Take for example a few nodes, login1, rtr5, rtr6, and mgs. This was demonstrated on live hardware, although the following example is abstracted/has changed addresses and names.
Host: interfaces (routes)
login1: 30@gni1 (o2ib1 via 27@gni1, o2ib1 via 31@gni1)
rtr5: 27@gni1 10.1.1.5@o2ib1 ()
rtr6: 31@gni1 10.1.1.6@o2ib1 ()
mgs: 10.1.1.1@o2ib1 (gni1 via 10.1.1.5@o2ib1 and gni1 via 10.1.1.6@o2ib1)
In other words, we have two routers with two interfaces each sitting between LNET1 and GNI1.
Enable ARF via configs, ensure running
Configure interface ib0 on rtr5 to not start on boot.
Reboot rtr5 (ifconfig ib0 shows no ib0 down / no IP)
start lnet (lctl net up)
show missing interface on rtr5 via lctl list_nids
rtr5:~ # lctl list_nids
on login1 ping mgs
lctl ping 10.1.1.1@o2ib1 (result is 50% success, 50% I/O error)

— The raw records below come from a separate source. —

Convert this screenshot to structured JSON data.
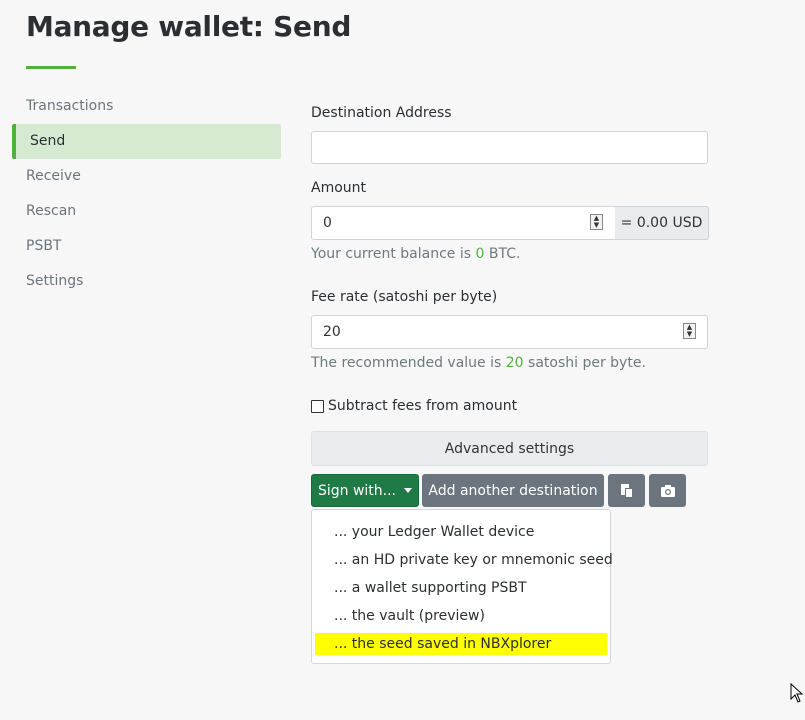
{
  "page": {
    "title": "Manage wallet: Send",
    "accent_color": "#51b13e"
  },
  "sidebar": {
    "items": [
      {
        "label": "Transactions",
        "active": false
      },
      {
        "label": "Send",
        "active": true
      },
      {
        "label": "Receive",
        "active": false
      },
      {
        "label": "Rescan",
        "active": false
      },
      {
        "label": "PSBT",
        "active": false
      },
      {
        "label": "Settings",
        "active": false
      }
    ]
  },
  "form": {
    "destination": {
      "label": "Destination Address",
      "value": "",
      "placeholder": ""
    },
    "amount": {
      "label": "Amount",
      "value": "0",
      "usd": "= 0.00 USD"
    },
    "balance_help": {
      "prefix": "Your current balance is ",
      "value": "0",
      "suffix": " BTC."
    },
    "fee": {
      "label": "Fee rate (satoshi per byte)",
      "value": "20"
    },
    "fee_help": {
      "prefix": "The recommended value is ",
      "value": "20",
      "suffix": " satoshi per byte."
    },
    "subtract_fees": {
      "label": "Subtract fees from amount",
      "checked": false
    },
    "advanced_label": "Advanced settings"
  },
  "buttons": {
    "sign_with": "Sign with...",
    "add_destination": "Add another destination",
    "paste_icon": "clipboard-icon",
    "camera_icon": "camera-icon"
  },
  "sign_menu": {
    "items": [
      {
        "label": "... your Ledger Wallet device",
        "highlighted": false
      },
      {
        "label": "... an HD private key or mnemonic seed",
        "highlighted": false
      },
      {
        "label": "... a wallet supporting PSBT",
        "highlighted": false
      },
      {
        "label": "... the vault (preview)",
        "highlighted": false
      },
      {
        "label": "... the seed saved in NBXplorer",
        "highlighted": true
      }
    ]
  }
}
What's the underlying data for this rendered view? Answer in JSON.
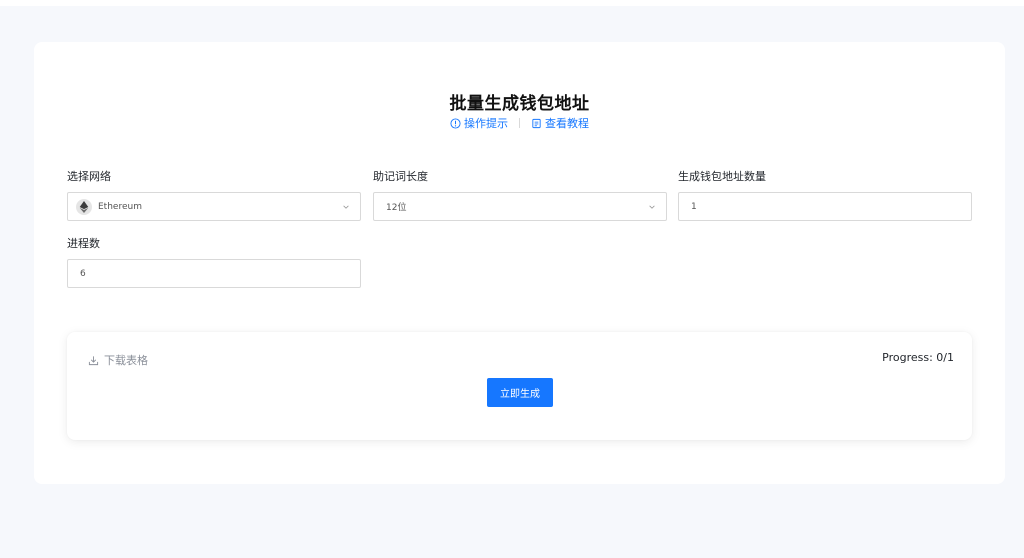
{
  "header": {
    "title": "批量生成钱包地址",
    "tips_link": "操作提示",
    "tutorial_link": "查看教程"
  },
  "form": {
    "network": {
      "label": "选择网络",
      "value": "Ethereum"
    },
    "mnemonic_length": {
      "label": "助记词长度",
      "value": "12位"
    },
    "address_count": {
      "label": "生成钱包地址数量",
      "value": "1"
    },
    "process_count": {
      "label": "进程数",
      "value": "6"
    }
  },
  "panel": {
    "download_label": "下载表格",
    "progress_text": "Progress: 0/1",
    "generate_button": "立即生成"
  },
  "colors": {
    "accent": "#1677ff",
    "background": "#f6f8fc"
  }
}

login1:~ # lctl show_route
net o2ib1 hops 1 gw 27@gni1 up pri 0
net o2ib1 hops 1 gw 31@gni1 up pri 0
look for down_ni
login1:~ # cat /proc/sys/lnet/routers
ref rtr_ref alive_cnt state last_ping ping_sent deadline down_ni router
4 1 1 up 28 1 NA 0 27@gni1
4 1 1 up 28 1 NA 0 31@gni1
In other words, there is no way to get to o2ib1 via rtr5, but arf does not detect this. Presumably, at least in a non-multihop configuration, clients should be concerned not with whether the router has defined routes that aren't working, but wether the client has a defined route that a router can't handle due to a down interface or a lack of an interface.